La partie "action" est très décevante, alternant chasse à l'homme et dialogues bateau, avec une caméra malhabile qui n'arrive pas à nous attacher à l'endroit et nous faire croire qu'il s'agit d'un univers passionnant. L'intrigue est bourrée d'incohérences, d'invraisemblances et d'arrivées "miraculeuses" de personnages ou d'obstacles qui nous laissent dubitatif. Le bestiaire est très pauvre. Les créatures à la fin sortent littéralement de nulle part, c'est un peu facile. La scène de combat initiale est très mal gérée, on n'y comprend rien, cela va trop vite.
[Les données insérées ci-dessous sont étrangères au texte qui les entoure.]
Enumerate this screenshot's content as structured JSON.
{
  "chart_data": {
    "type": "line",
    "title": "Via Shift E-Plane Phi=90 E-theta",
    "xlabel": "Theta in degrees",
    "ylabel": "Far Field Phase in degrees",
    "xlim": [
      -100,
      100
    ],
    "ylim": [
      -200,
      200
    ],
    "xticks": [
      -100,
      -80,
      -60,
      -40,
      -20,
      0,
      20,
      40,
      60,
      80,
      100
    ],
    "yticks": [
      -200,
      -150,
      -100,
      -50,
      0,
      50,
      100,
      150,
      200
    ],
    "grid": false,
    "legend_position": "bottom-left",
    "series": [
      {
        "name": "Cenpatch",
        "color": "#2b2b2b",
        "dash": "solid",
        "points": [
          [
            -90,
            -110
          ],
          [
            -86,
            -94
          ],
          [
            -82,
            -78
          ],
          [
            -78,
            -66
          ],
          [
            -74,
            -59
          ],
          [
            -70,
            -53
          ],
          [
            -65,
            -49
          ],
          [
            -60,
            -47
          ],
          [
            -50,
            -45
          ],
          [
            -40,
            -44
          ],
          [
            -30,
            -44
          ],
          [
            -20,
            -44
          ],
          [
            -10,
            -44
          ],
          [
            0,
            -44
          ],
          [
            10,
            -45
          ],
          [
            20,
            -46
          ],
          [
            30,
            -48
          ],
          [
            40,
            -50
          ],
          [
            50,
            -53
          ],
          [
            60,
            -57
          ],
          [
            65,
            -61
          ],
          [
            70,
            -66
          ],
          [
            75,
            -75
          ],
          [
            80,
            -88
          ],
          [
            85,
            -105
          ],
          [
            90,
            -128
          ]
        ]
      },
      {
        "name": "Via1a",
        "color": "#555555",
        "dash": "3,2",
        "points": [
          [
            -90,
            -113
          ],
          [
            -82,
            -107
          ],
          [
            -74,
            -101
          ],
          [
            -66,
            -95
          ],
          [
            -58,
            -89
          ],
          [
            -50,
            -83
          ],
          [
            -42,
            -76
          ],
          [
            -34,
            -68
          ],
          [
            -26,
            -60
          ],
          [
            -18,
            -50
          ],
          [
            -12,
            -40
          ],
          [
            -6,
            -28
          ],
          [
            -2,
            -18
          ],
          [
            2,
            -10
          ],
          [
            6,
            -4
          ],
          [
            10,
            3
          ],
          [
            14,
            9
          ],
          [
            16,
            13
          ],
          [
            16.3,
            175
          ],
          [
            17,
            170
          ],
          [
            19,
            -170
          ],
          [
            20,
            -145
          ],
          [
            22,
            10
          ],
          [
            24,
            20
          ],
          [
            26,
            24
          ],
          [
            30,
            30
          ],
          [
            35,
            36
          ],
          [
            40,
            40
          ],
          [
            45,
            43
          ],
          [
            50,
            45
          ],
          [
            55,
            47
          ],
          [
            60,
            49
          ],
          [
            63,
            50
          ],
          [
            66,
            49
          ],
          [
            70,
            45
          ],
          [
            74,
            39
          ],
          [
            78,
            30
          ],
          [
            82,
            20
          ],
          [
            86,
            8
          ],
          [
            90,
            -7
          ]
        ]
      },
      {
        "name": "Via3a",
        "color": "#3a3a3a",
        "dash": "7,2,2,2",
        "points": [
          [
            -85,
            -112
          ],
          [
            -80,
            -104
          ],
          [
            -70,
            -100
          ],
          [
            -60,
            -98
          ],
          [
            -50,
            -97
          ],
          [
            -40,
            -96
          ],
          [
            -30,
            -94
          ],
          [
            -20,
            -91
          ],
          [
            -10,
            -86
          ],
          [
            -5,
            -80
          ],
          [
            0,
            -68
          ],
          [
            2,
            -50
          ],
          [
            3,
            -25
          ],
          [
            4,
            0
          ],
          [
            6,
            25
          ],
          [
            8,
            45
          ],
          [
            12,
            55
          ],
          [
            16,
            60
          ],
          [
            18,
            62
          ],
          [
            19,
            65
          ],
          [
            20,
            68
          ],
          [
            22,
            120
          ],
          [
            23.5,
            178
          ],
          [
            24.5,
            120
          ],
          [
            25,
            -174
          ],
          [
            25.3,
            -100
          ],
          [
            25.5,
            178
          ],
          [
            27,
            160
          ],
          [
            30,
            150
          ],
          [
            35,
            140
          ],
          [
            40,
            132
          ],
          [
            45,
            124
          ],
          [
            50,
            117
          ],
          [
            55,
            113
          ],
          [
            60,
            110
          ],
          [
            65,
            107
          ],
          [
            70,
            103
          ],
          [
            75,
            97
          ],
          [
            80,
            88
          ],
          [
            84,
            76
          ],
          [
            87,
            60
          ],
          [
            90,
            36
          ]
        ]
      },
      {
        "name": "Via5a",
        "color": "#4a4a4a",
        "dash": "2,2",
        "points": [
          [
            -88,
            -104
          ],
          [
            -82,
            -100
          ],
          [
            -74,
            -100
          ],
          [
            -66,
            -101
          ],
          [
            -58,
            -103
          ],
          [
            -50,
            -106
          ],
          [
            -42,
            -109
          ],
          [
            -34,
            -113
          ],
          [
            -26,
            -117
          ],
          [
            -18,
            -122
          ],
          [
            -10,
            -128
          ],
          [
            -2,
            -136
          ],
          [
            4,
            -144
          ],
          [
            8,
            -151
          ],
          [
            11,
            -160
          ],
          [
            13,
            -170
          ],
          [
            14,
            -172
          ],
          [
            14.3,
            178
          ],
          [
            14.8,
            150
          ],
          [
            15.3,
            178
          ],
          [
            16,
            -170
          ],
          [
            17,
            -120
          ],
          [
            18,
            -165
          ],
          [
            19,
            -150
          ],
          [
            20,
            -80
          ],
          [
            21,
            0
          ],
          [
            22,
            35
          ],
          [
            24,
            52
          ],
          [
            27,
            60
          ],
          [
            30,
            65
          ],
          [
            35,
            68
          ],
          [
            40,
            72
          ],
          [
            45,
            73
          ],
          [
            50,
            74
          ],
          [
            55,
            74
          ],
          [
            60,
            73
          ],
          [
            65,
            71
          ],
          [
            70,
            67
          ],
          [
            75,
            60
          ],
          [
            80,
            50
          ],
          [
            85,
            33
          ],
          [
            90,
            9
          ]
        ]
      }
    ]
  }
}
Les personnages ne sont pas fouillés, on ne saura jamais vraiment qui est Katniss, quelles sont ses valeurs et sa relation amoureuse n'est pas du tout crédible. On ne comprend rien aux changement de personnalité brutaux, comme le coach alcoolique et pique-assiettes qui devient de bon conseil. Les personnages secondaires n'ont aucune personnalité, leur mort ne fait ni chaud ni froid. Les "méchants" sont sans saveur, survolés et stéréotypés.
Mais le point le plus négatif du film, celui qui mérite qu'on le voue aux gémonies, c'est la morale entourant la violence. Je ne peux imaginer de pire façon de traiter le sujet que celle choisie par l'équipe du film. Paradoxalement, il y a à la fois pas assez et trop de violence. Pas assez parce qu'on s'attendrait à des scènes plus insoutenables, à des profusions d'hémoglobine pour nous faire comprendre la chose, à des dilemmes où des gens "bons" sont poussés à s'affronter entre eux. Et à de l'horreur psychologique, aussi. Bref, du réalisme. Il n'y a rien de tout ça, on dirait un film de guerre alors qu'il est censé n'y a voir ni "bons" ni "méchants" mais simplement cette loi inhumaine. Et c'est pourquoi, du coup, il y a trop de violence : cela devient de la violence gratuite, motivée par rien. Hunger Games est un blockbuster qui ne doit pas choquer l'adolescent moyen, et sous prétexte de bienséance visuelle, la morale devient immonde. A la fin, on est content qu'ils aient gagné, c'est une happy end. Comment peut-on imaginer une happy end avec ça ? Evidemment, cela aurait été trop demandé de faire mourir les personnages principaux. Ils ont contents d'avoir vaincus, on est fier d'eux, du coup toutes les autres morts de gens innocents on s'en fiche. Il aurait fallu qu'on retrouve le malaise de la première heure, qu'on ait envie de pleurer face à la cruauté de ce monde. Finalement, la violence est au service d'un suspense mal géré et d'une esthétique douteuse. Comment ont-ils pu pondre une fin qui nous pousse implicitement à accepter les hunger games et à glorifier le chacun-pour-soi ?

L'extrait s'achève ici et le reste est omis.